McDonald's signed a multi-year naming rights agreement with the Chicago Fire for the team's $750 million stadium opening in 2028 at The 78, the new 62-acre South Loop development along the Chicago River. The deal includes a flagship restaurant inside the venue. McDonald's declined to specify term length or annual payments, but naming rights for soccer-specific stadiums in secondary markets typically run $6M–$10M per year; a 15-year deal at the midpoint would value the package near $120M. The $750M figure represents total stadium construction cost, not the naming deal itself.
This is McDonald's first naming rights deal in its 70-year history. The company relocated its global headquarters from suburban Oak Brook to Chicago's West Loop in 2018 and frames the Fire agreement as territorial recommitment. The stadium will seat approximately 25,000 and anchor The 78, a Related Midwest development that has struggled to gain traction since the Fire deal was announced in 2023. Ground broke in September 2024; the club is scheduled to play there for the 2028 MLS season.
The deal matters because it validates The 78 as an institutional project after years of skepticism. Related Midwest originally pitched the site in 2019 as a mixed-use district with residential towers, hotels, and office space. Progress stalled during the pandemic. The Fire stadium became the catalytic asset, and McDonald's arriving with both branding and brick-and-mortar presence signals that corporate Chicago views the corridor as viable. The flagship restaurant—likely 8,000–12,000 square feet based on comparable urban formats—positions McDonald's as an experiential anchor, not just a sign on the roof. That matters to other tenants sizing retail or hospitality commitments in the district.
For the Fire, the deal solves two problems. First, it funds a portion of stadium operations before opening day; naming rights payments often begin 12–18 months before ribbon-cutting to support marketing and suite sales. Second, it gives the team a Tier 1 consumer brand to activate against Liga MX exhibition matches and summer friendlies, which drive ticket revenue in Chicago's heavily Mexican-American soccer market. The Fire averaged 17,257 fans per match in 2024 at Soldier Field, the fifth-lowest mark in MLS. A purpose-built venue with better sightlines and a South Loop address should lift that figure, but only if sponsorship revenue offsets rent and operating costs. McDonald's provides that cushion.
The restaurant component is worth watching. McDonald's has tested flagship formats in Times Square, Orlando, and London, but the Fire venue would be the first tied to a sports facility as a full-time dining option rather than a concession stand. If the model works, expect accelerated dealmaking from other QSR brands evaluating naming rights as real estate plays rather than pure media buys. The next coordination point is suite sales; the Fire will begin selling premium inventory in Q2 2025, and McDonald's will likely take a founding partner suite block to host franchisees and suppliers. Groundbreaking photos showed McDonald's executives in the front row next to Mayor Brandon Johnson and MLS Commissioner Don Garber.
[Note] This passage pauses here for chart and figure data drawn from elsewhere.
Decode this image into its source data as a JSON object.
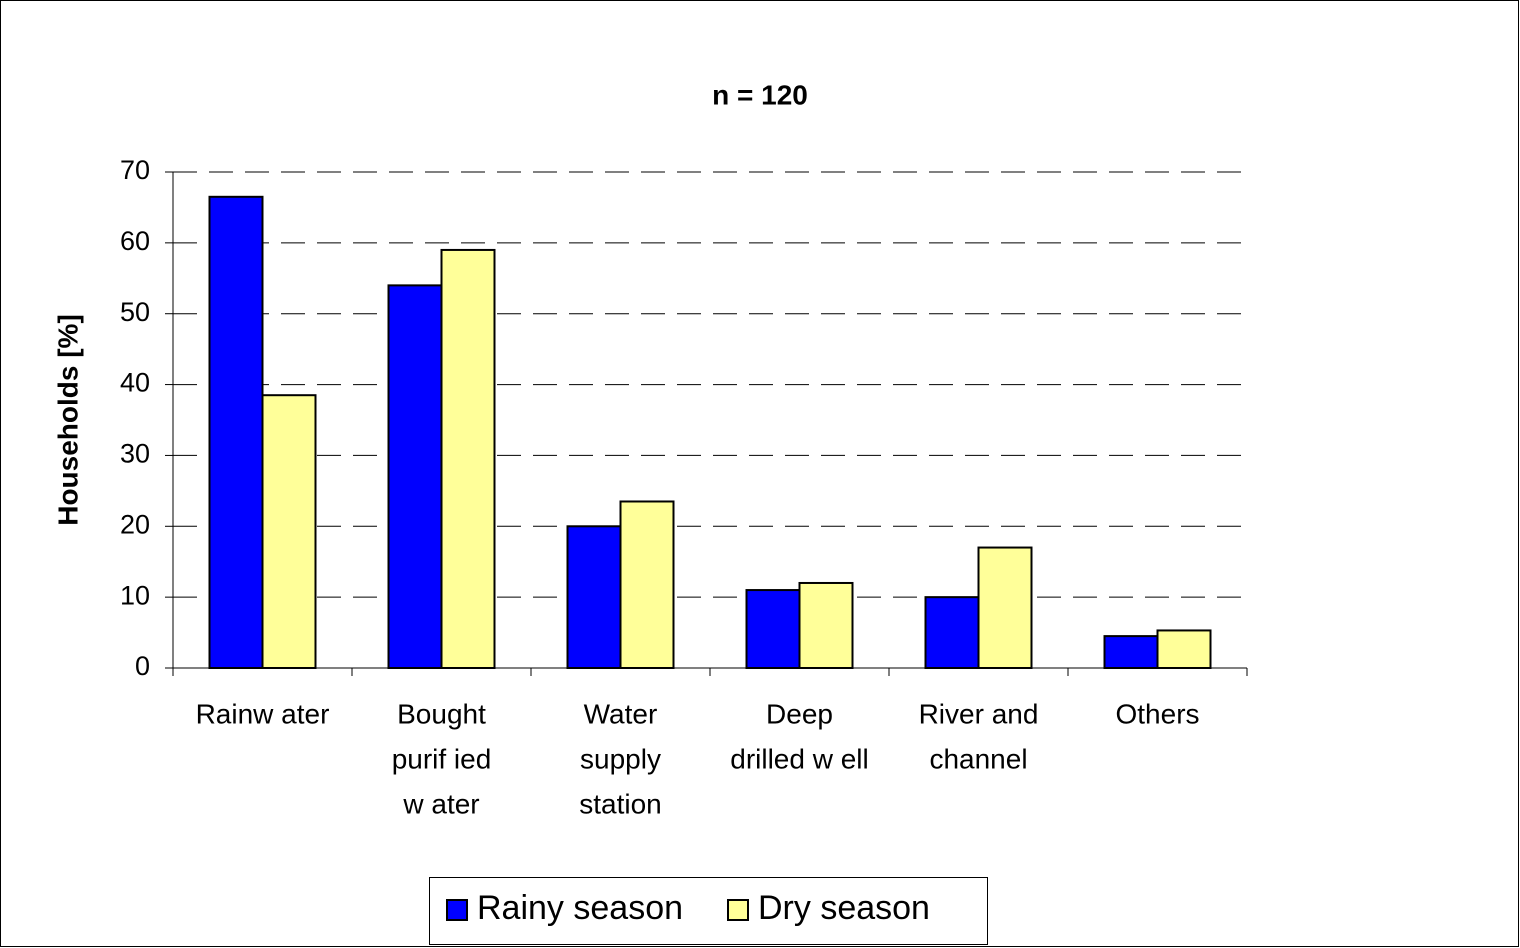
{
  "chart_data": {
    "type": "bar",
    "title": "n = 120",
    "y_label": "Households [%]",
    "categories": [
      [
        "Rainw ater"
      ],
      [
        "Bought",
        "purif ied",
        "w ater"
      ],
      [
        "Water",
        "supply",
        "station"
      ],
      [
        "Deep",
        "drilled w ell"
      ],
      [
        "River and",
        "channel"
      ],
      [
        "Others"
      ]
    ],
    "series": [
      {
        "name": "Rainy season",
        "color": "#0000ff",
        "values": [
          66.5,
          54,
          20,
          11,
          10,
          4.5
        ]
      },
      {
        "name": "Dry season",
        "color": "#ffff99",
        "values": [
          38.5,
          59,
          23.5,
          12,
          17,
          5.3
        ]
      }
    ],
    "ylim": [
      0,
      70
    ],
    "yticks": [
      0,
      10,
      20,
      30,
      40,
      50,
      60,
      70
    ],
    "grid": true,
    "legend": "bottom"
  }
}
The deal closes the gap between Chicago and the other top-tier MLS markets. Atlanta, Seattle, and Miami all have naming rights partners paying $7M+ annually. Chicago, despite being the third-largest U.S. metro, has undermonetized its soccer asset for years. McDonald's fixes that, and the timing—three years before opening—gives the Fire and Related Midwest a proof point to take to Hilton, Hyatt, or any other Chicago-based corporate looking at hotel or office parcels in The 78. The stadium now has a name, a restaurant tenant, and a Fortune 500 parent willing to put its headquarters city back on a billboard. Renderings get updated this month.
The takeaway
McDonald's first-ever naming rights deal anchors Fire's **$750M** stadium in The 78 district, validating riverfront development for corporate tenants.